In many ways, Naadam is a way for Mongolia to celebrate its history and achievements, while also showcasing modern Mongolia on an international stage. Since Ulaanbaatar aims to diversify its economy, tourism is considered as a possible source of income. The Mongolian government has designated 2023-2025 as the “Years to Visit Mongolia”. The government’s post-COVID recovery plan includes a “Welcome to Mongolia” initiative as part of its plan to increase tourism, aiming to reach 1 million tourists by 2023.
In seeking to boost tourism, Naadam plays an important role in showcasing the country’s culture and traditions while providing opportunities for local businesses, entrepreneurs and travel agencies. Naadam’s successful organization, in turn, makes Mongolia a little more internationally relevant every year. In the past decade, Naadam has become one of Mongolia’s top cultural attractions for Mongolian tourists, researchers, and enthusiasts. These efforts have strengthened collaboration between government, the private sector, and the global community.
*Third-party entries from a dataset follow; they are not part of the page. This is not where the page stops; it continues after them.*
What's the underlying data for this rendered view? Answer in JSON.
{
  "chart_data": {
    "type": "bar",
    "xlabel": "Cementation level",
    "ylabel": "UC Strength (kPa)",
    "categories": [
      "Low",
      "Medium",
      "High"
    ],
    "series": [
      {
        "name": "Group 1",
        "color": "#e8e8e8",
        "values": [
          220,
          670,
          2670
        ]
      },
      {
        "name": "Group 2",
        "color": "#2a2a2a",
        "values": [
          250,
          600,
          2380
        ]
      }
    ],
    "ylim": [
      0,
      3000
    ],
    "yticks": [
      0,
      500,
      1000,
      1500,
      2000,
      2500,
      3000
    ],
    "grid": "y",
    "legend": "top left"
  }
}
Another factor in the internationalization of Nadaam is the growth of the Mongolian diaspora. As Mongolians migrate to different continents, establishing Mongolian communities around the world helps preserve Mongolian traditions, cultural activities, and national holidays and festivals such as Naadam and Mongolian Lunar New Year. Mongolian communities in the United Kingdom, Europe, Australia, Canada, and the United States actively participate in celebrating the annual Naadam festival.
As Mongolia strives to transition to an advanced democracy, its culture and heritage must modernize without losing its essence. Naadam has also been modernized and its cultural dominance provides a boost internationally.
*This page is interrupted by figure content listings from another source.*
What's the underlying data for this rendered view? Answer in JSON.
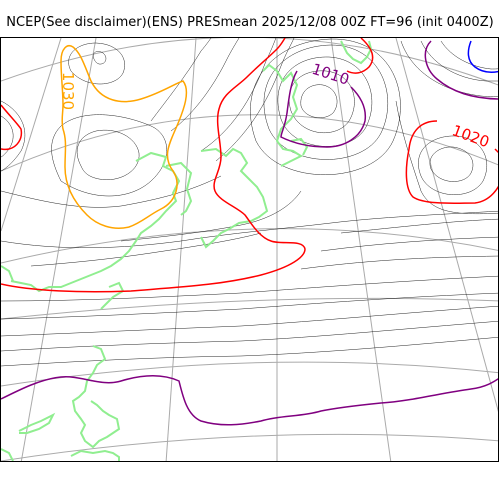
{
  "title": "NCEP(See disclaimer)(ENS) PRESmean 2025/12/08 00Z FT=96 (init 0400Z)",
  "map": {
    "labels": [
      {
        "text": "1030",
        "color": "#ffa500"
      },
      {
        "text": "1010",
        "color": "#800080"
      },
      {
        "text": "1020",
        "color": "#ff0000"
      }
    ],
    "colors": {
      "isobar_1030": "#ffa500",
      "isobar_1020": "#ff0000",
      "isobar_1010": "#800080",
      "isobar_1000": "#0000ff",
      "isobar_other": "#000000",
      "coastline": "#90ee90",
      "graticule": "#aaaaaa"
    }
  }
}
Naadam’s official framing was captured in his 2010 inscription on the Representative List of the Intangible Cultural Heritage of Humanity. According to the entry, “The Mongolian Naadam is inseparably connected with the nomadic civilization of the Mongols, who have long practiced herding the vast Central Asian steppe. Oral traditions, performing arts, national cuisine, handicrafts, and cultural forms… also feature prominently during Naadam.”
Mongolians believe that the showcase of nomadic civilization, traditional arts and crafts, dance and gestures at Naadam is modern Mongolia’s way of passing the torch to a younger, international generation.
On the other hand, Mongolia also aims to make its traditional culture more accessible to non-Mongolians. The Ministry of Culture provides cultural services to foreigners through affiliated institutions, such as museums and libraries. For example, as part of the special cultural programs, the play “Mongolian King” was performed in English, which has been popular with tourists. Theaters and museums are also operating without holidays to meet the growing tourist demand.
In addition to the Naadam celebration, several provinces are celebrating their 100th anniversary this year, and the Mongolian countryside will be full of festivities organized for tourists from home and abroad. The recent sighting of British actor Christian Bale is an alluring sign that Mongolia is becoming a major tourist destination.